近年までお釈迦さんが実在していたかどうかもわかりませんでしたが、19世紀末の考古学的発見により、歴史上実在した人物だったことがわかっています。
そしてお釈迦さんという人物を中心にして集まった修行者達はサンガと呼ばれました。
サンガとは集団や集会を表します。
サンガが漢字に音訳され「僧伽(そうぎゃ)」、または単に「僧」と言われるようになりました。現在仏門に入った人のことを「僧」と呼ぶのはここから来ています。
私は仏教エピソードを書くにあたって、一応お釈迦さんを師匠、そして僧達を弟子として書いています。
それは単純にそうした方がわかりやすいと思ったからです。しかし最初は、正直どうしたものかと思いました。

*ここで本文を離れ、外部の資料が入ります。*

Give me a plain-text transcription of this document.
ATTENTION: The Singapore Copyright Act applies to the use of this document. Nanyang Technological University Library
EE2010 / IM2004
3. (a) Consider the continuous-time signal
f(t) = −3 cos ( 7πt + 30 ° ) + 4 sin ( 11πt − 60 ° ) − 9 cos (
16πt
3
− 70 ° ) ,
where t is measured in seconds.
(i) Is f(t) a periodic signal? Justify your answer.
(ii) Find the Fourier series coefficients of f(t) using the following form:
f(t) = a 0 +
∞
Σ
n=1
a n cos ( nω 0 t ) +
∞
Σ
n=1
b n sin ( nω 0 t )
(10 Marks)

別に師と弟子に訳することが間違いというわけではありません。
ただ言葉の意味や解釈、そしてなにより今回のエピソードのことを考えると少しばかりそぐわないとも思っています。
もちろん、導き手・学び手という師弟関係はあるとは思いますが、このエピソードには単なる師弟関係とは言いきれないことが表れていると思うのです。
お釈迦さんにとって彼ら僧達は善き友であり、そしてその存在は修行の全てであると言いきれる程のものでした。
修行の半ばではなくその全てである。それは言い換えれば、悟りと言えるかもしれません。
「善知識」という言葉が仏教にあります。
そのまま読めば善い知識。一般的に言えば知識は単に知っている「事柄」を意味します。
しかし仏教で善知識は正しい道理を教え導いてくれる「人」を指します。禅宗では参禅の人が指導者に対して善知識と呼ぶこともあります。
そしてその善知識という言葉の成り立ちを追っていくと、お釈迦さんのいう「善き友(カルヤナ-ミトラ)」に辿り着きます。
カルヤナは善い、美しいという意味。ミトラは友人、真の友人という意味となります。
なぜ善知識と言う言葉が「事柄」ではなく、「人」を指す言葉として使うのか。
それは善い知識は言葉や文字などで表された単なる「事柄」というわけではなく、本当に善い知識というのは「人」そのものにあることを示しているのではないか……。
今回の話や善知識の語源も含め考えると私はそのように読み解きました。
また、そのように考えると、これが「善」だの、これが「悪」だのと、善悪は単なる事柄として、そう簡単に分かるものではないような気がするのです。
いずれにせよお釈迦さんと僧達を師弟という間柄だけで表現するのは、私自身言葉が足りないと思っています。
仏教エピソードでは以後も、ひとまずお釈迦さんを師匠、僧達を弟子と統一します。
しかし是非とも、お釈迦さんが僧達に対してどのような気持ちで接していたかを、このエピソードから感じ取って頂きたいのです。
お釈迦さんにとって修行の全てと言いきれる善き友人、善き仲間である僧達は、掛け替えのない存在だったのでしょう。
またそれは私達にとっても同じく、善知識が掛け替えのない存在であることを伝えてくれています。
私自身そのことを言葉や物語の中で知ったわけではなく、人と接する中で培ってきたものだと、今改めて感じます。